Retail success in 2023 will depend on a host of factors, according to analyst firm Cowen.
“Our vision calls for a ‘phygital’ future with strong brands and data-driven supply chains,” Cowen analyst Oliver Chen wrote in a note released Wednesday, using a term that references the combination of physical and digital elements. “Rising customer acquisition costs and semi-permanent inflation mean that delivering value is critical.”
Cowen cites “value focused” Costco Wholesale Corp.
and “pro market share leader” Home Depot Inc.
as its top related stock ideas.
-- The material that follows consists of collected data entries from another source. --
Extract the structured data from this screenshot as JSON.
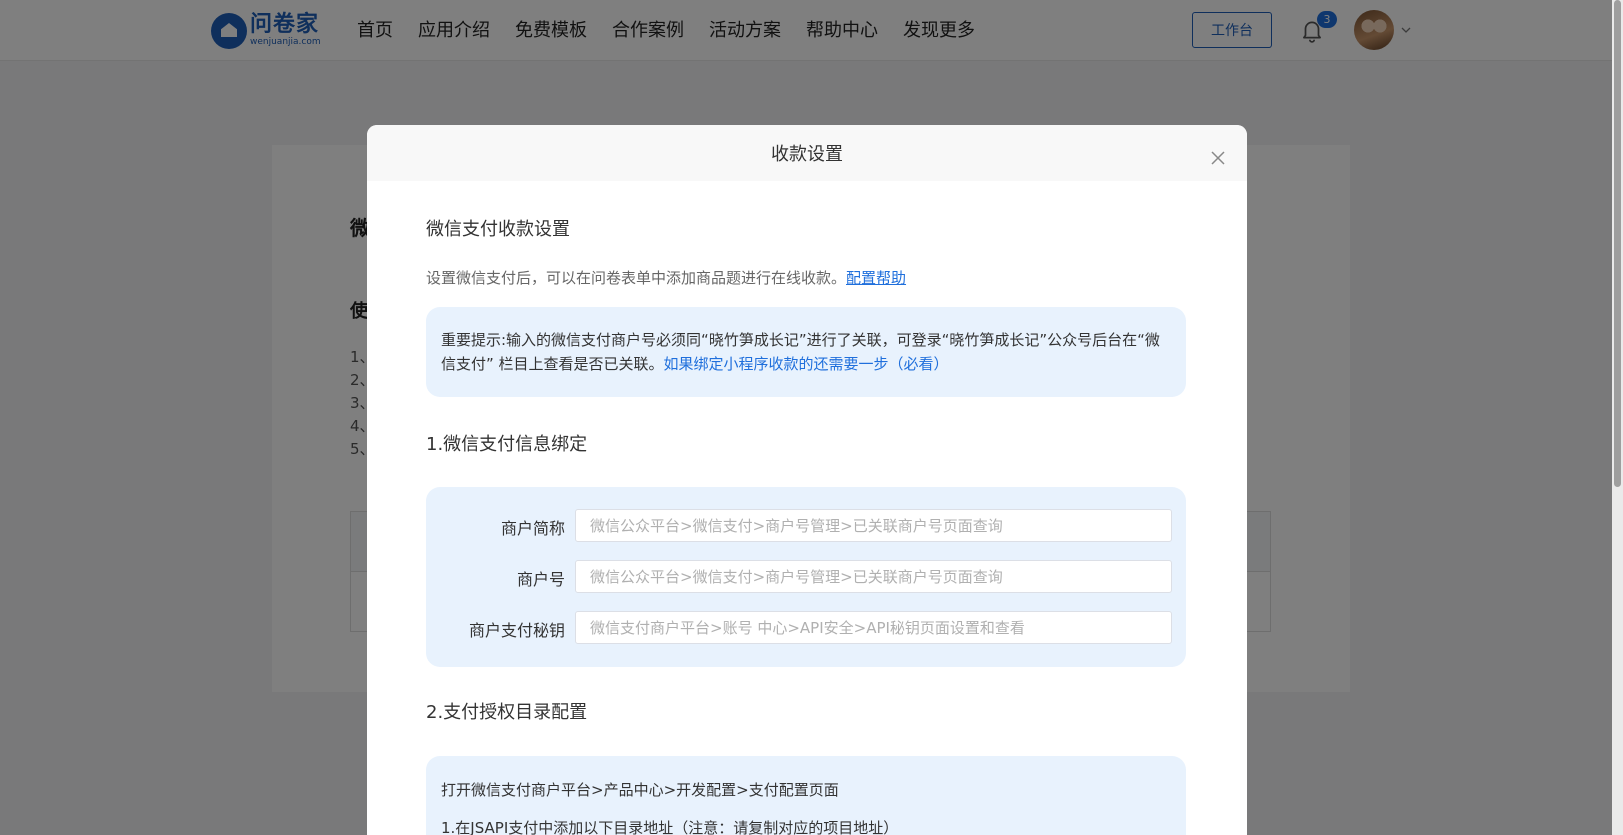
{
  "header": {
    "logo_cn": "问卷家",
    "logo_en": "wenjuanjia.com",
    "nav": [
      "首页",
      "应用介绍",
      "免费模板",
      "合作案例",
      "活动方案",
      "帮助中心",
      "发现更多"
    ],
    "workbench_label": "工作台",
    "notification_count": "3"
  },
  "background_page": {
    "title": "微",
    "subtitle": "使",
    "list": [
      "1、",
      "2、",
      "3、",
      "4、",
      "5、"
    ]
  },
  "modal": {
    "title": "收款设置",
    "section_title": "微信支付收款设置",
    "description": "设置微信支付后，可以在问卷表单中添加商品题进行在线收款。",
    "help_link": "配置帮助",
    "notice_text": "重要提示:输入的微信支付商户号必须同“晓竹笋成长记”进行了关联，可登录“晓竹笋成长记”公众号后台在“微信支付” 栏目上查看是否已关联。",
    "notice_link": "如果绑定小程序收款的还需要一步（必看）",
    "step1_title": "1.微信支付信息绑定",
    "fields": [
      {
        "label": "商户简称",
        "value": "",
        "placeholder": "微信公众平台>微信支付>商户号管理>已关联商户号页面查询"
      },
      {
        "label": "商户号",
        "value": "",
        "placeholder": "微信公众平台>微信支付>商户号管理>已关联商户号页面查询"
      },
      {
        "label": "商户支付秘钥",
        "value": "",
        "placeholder": "微信支付商户平台>账号 中心>API安全>API秘钥页面设置和查看"
      }
    ],
    "step2_title": "2.支付授权目录配置",
    "step2_line1": "打开微信支付商户平台>产品中心>开发配置>支付配置页面",
    "step2_line2": "1.在JSAPI支付中添加以下目录地址（注意：请复制对应的项目地址）"
  },
  "colors": {
    "brand": "#1f5fb9",
    "link": "#1f6fdc",
    "panel": "#e8f2fd"
  }
}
The analyst firm has already highlighted Costco as an undervalued stock, pointing to the company’s low prices, its history of managing inventory in an “agile” manner and a setup that looks favorable against the current economic backdrop.
However, the retailer recently missed Wall Street expectations for its fiscal first quarter and saw a drop in online sales.
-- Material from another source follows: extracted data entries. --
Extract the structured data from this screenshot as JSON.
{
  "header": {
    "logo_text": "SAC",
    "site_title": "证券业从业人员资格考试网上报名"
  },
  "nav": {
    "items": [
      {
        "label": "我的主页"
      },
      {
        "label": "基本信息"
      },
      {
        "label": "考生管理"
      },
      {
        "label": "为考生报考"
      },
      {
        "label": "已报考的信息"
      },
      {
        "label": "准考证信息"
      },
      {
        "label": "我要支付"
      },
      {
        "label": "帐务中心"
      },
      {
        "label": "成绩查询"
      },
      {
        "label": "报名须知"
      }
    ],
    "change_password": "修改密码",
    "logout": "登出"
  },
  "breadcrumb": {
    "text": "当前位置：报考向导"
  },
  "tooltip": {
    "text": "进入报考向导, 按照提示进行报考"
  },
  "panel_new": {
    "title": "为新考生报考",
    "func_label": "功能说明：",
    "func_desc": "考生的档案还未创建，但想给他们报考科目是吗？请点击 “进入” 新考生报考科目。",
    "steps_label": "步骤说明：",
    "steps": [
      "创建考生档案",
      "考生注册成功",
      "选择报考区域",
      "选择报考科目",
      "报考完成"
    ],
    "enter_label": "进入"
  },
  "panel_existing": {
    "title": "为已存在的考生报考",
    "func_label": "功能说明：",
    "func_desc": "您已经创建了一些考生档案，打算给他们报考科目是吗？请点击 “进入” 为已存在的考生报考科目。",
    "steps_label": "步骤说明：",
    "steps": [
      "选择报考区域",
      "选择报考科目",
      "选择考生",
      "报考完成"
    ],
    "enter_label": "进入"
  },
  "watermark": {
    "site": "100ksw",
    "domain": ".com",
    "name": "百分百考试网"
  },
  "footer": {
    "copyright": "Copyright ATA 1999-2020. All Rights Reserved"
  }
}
Costco’s stock has fallen 19.2% this year, compared with the S&P 500’s
decline of 19.7%.
Home Depot was named a top investment idea for 2023 by Cowen earlier this month, with the analyst firm pointing to the benefits of the company’s Pro sector, which caters to the professional construction market.
The home-improvement company’s stock has fallen 23% in 2022.
In its Wednesday note, Cowen also highlighted the importance of “killer brands” and what it describes as the “TikTokification” of retail in the coming year. “TikTok’s influence on retail should accelerate further as we believe the new consumer is obsessed with short-form video engagement, music and cultural relevance meets retail, and creating and commenting on short films with easy-to-use interfaces,” wrote Chen.
Other retailers are also tapping into this trend. Amazon.com Inc.
recently launched a TikTok-style feed of customized videos and photos. The feed is an innovative way to tap into a major trend, but is not without challenges, according to e-commerce experts.